Para Narbona, o asilo político concedido pela Espanha a González o beneficia porque “ele vivia sob ameaça e queria deixar a Venezuela”. Os partidos de oposição espanhóis, como o conservador Partido Popular [PP] e o de extrema direita Vox, acusaram o governo espanhol de apenas ajudar o regime de Maduro com o asilo de González.
“Eu me vi no meio da diatribe entre as duas principais forças políticas na Espanha”, disse González, acrescentando que o governo espanhol lhe forneceu todas as facilidades em seu exílio.
Em 18 de setembro, o Senado espanhol aprovou por maioria uma moção apresentada pelo Partido Popular instando o governo espanhol a reconhecer González como presidente eleito da Venezuela.
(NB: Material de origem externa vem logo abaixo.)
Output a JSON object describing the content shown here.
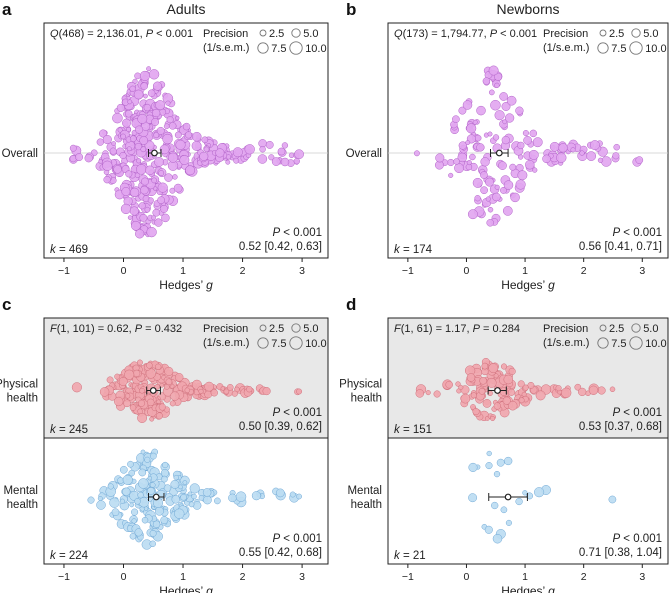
{
  "figure": {
    "legend": {
      "title_line1": "Precision",
      "title_line2": "(1/s.e.m.)",
      "sizes": [
        "2.5",
        "5.0",
        "7.5",
        "10.0"
      ]
    },
    "x_axis": {
      "label_prefix": "Hedges’ ",
      "label_italic": "g",
      "ticks": [
        "−1",
        "0",
        "1",
        "2",
        "3"
      ]
    },
    "colors": {
      "adult_overall": "#e2a6f0",
      "adult_overall_stroke": "#b060c8",
      "newborn_overall": "#e2a6f0",
      "newborn_overall_stroke": "#b060c8",
      "physical": "#f0a6ae",
      "physical_stroke": "#d0707c",
      "mental": "#bcdcf2",
      "mental_stroke": "#6fa8d6",
      "shaded_bg": "#e8e8e8",
      "reference_line": "#cccccc"
    }
  },
  "chart_data": [
    {
      "panel": "a",
      "type": "scatter",
      "title": "Adults",
      "xlabel": "Hedges’ g",
      "xlim": [
        -1.1,
        3.2
      ],
      "header_stat": {
        "pre": "Q(468) = 2,136.01, ",
        "p_label": "P",
        "p_value": " < 0.001"
      },
      "rows": [
        {
          "label_lines": [
            "Overall"
          ],
          "k_label": "k = 469",
          "k": 469,
          "estimate": 0.52,
          "ci": [
            0.42,
            0.63
          ],
          "p_text": "P < 0.001",
          "estimate_text": "0.52 [0.42, 0.63]"
        }
      ]
    },
    {
      "panel": "b",
      "type": "scatter",
      "title": "Newborns",
      "xlabel": "Hedges’ g",
      "xlim": [
        -1.1,
        3.2
      ],
      "header_stat": {
        "pre": "Q(173) = 1,794.77, ",
        "p_label": "P",
        "p_value": " < 0.001"
      },
      "rows": [
        {
          "label_lines": [
            "Overall"
          ],
          "k_label": "k = 174",
          "k": 174,
          "estimate": 0.56,
          "ci": [
            0.41,
            0.71
          ],
          "p_text": "P < 0.001",
          "estimate_text": "0.56 [0.41, 0.71]"
        }
      ]
    },
    {
      "panel": "c",
      "type": "scatter",
      "title": "",
      "xlabel": "Hedges’ g",
      "xlim": [
        -1.1,
        3.2
      ],
      "header_stat": {
        "pre": "F(1, 101) = 0.62, ",
        "p_label": "P",
        "p_value": " = 0.432"
      },
      "rows": [
        {
          "label_lines": [
            "Physical",
            "health"
          ],
          "k_label": "k = 245",
          "k": 245,
          "estimate": 0.5,
          "ci": [
            0.39,
            0.62
          ],
          "p_text": "P < 0.001",
          "estimate_text": "0.50 [0.39, 0.62]"
        },
        {
          "label_lines": [
            "Mental",
            "health"
          ],
          "k_label": "k = 224",
          "k": 224,
          "estimate": 0.55,
          "ci": [
            0.42,
            0.68
          ],
          "p_text": "P < 0.001",
          "estimate_text": "0.55 [0.42, 0.68]"
        }
      ]
    },
    {
      "panel": "d",
      "type": "scatter",
      "title": "",
      "xlabel": "Hedges’ g",
      "xlim": [
        -1.1,
        3.2
      ],
      "header_stat": {
        "pre": "F(1, 61) = 1.17, ",
        "p_label": "P",
        "p_value": " = 0.284"
      },
      "rows": [
        {
          "label_lines": [
            "Physical",
            "health"
          ],
          "k_label": "k = 151",
          "k": 151,
          "estimate": 0.53,
          "ci": [
            0.37,
            0.68
          ],
          "p_text": "P < 0.001",
          "estimate_text": "0.53 [0.37, 0.68]"
        },
        {
          "label_lines": [
            "Mental",
            "health"
          ],
          "k_label": "k = 21",
          "k": 21,
          "estimate": 0.71,
          "ci": [
            0.38,
            1.04
          ],
          "p_text": "P < 0.001",
          "estimate_text": "0.71 [0.38, 1.04]"
        }
      ]
    }
  ]
}
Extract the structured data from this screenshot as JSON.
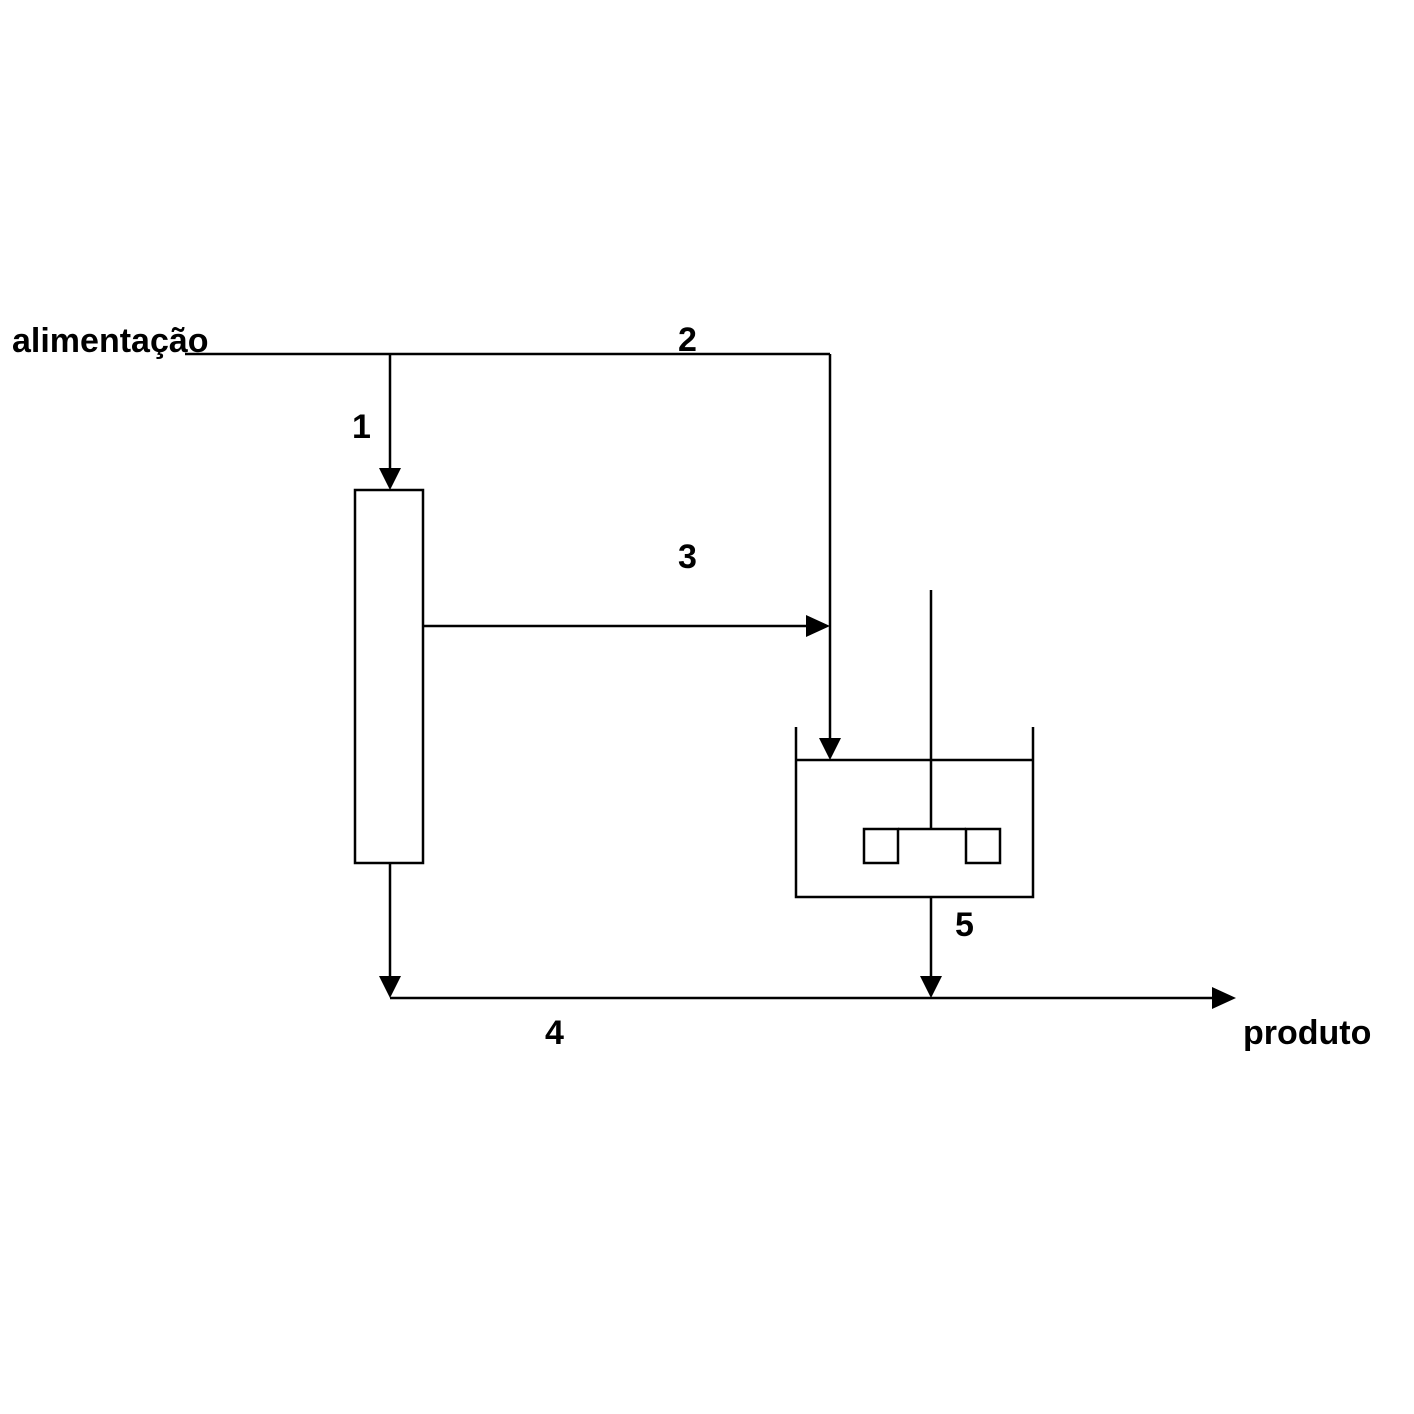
{
  "diagram": {
    "input_label": "alimentação",
    "output_label": "produto",
    "streams": [
      {
        "id": "1",
        "label": "1"
      },
      {
        "id": "2",
        "label": "2"
      },
      {
        "id": "3",
        "label": "3"
      },
      {
        "id": "4",
        "label": "4"
      },
      {
        "id": "5",
        "label": "5"
      }
    ],
    "units": [
      {
        "name": "column"
      },
      {
        "name": "stirred-tank-reactor"
      }
    ],
    "colors": {
      "stroke": "#000000",
      "background": "#ffffff"
    }
  }
}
O ex-diplomata disse que não sabe se o primeiro-ministro espanhol Pedro Sánchez está mediando com o regime de Nicolás Maduro. Ele reiterou que considera o diálogo sempre uma ferramenta para resolver uma crise política e diz que apoia o “importante esforço” dos governos colombiano e brasileiro para encontrar uma solução.
Meta de González: 10 de janeiro
González disse que ele e a oposição exilada estão trabalhando para respeitar a vontade “dos quase 8 milhões que votaram por uma mudança pacífica”. A meta, ele diz, é estar na Venezuela em 10 de janeiro para a posse.
O Conselho Nacional Eleitoral da Venezuela (CNE), controlado pelo chavismo, diz que Maduro venceu com 51,95% dos votos contra 43,18% de González, embora ainda não tenha publicado resultados detalhados. Este resultado é questionado por grande parte da comunidade internacional por sua falta de transparência.
A oposição argumenta que obteve 83,5% dos registros por meio de suas testemunhas eleitorais no dia da eleição. Especialistas consultados pela CNN disseram que seus números fazem sentido matematicamente e estatisticamente.
Sobre os números oficiais, González diz que “não há evidências para provar que eles [o regime de Maduro] venceram”.
O candidato da oposição disse que uma posse no exílio não foi considerada. Ao mesmo tempo, a possibilidade de não estar na Venezuela em 10 de janeiro “é um cenário que não consideramos”, mas ele está abordando isso com “frieza e mente fresca”.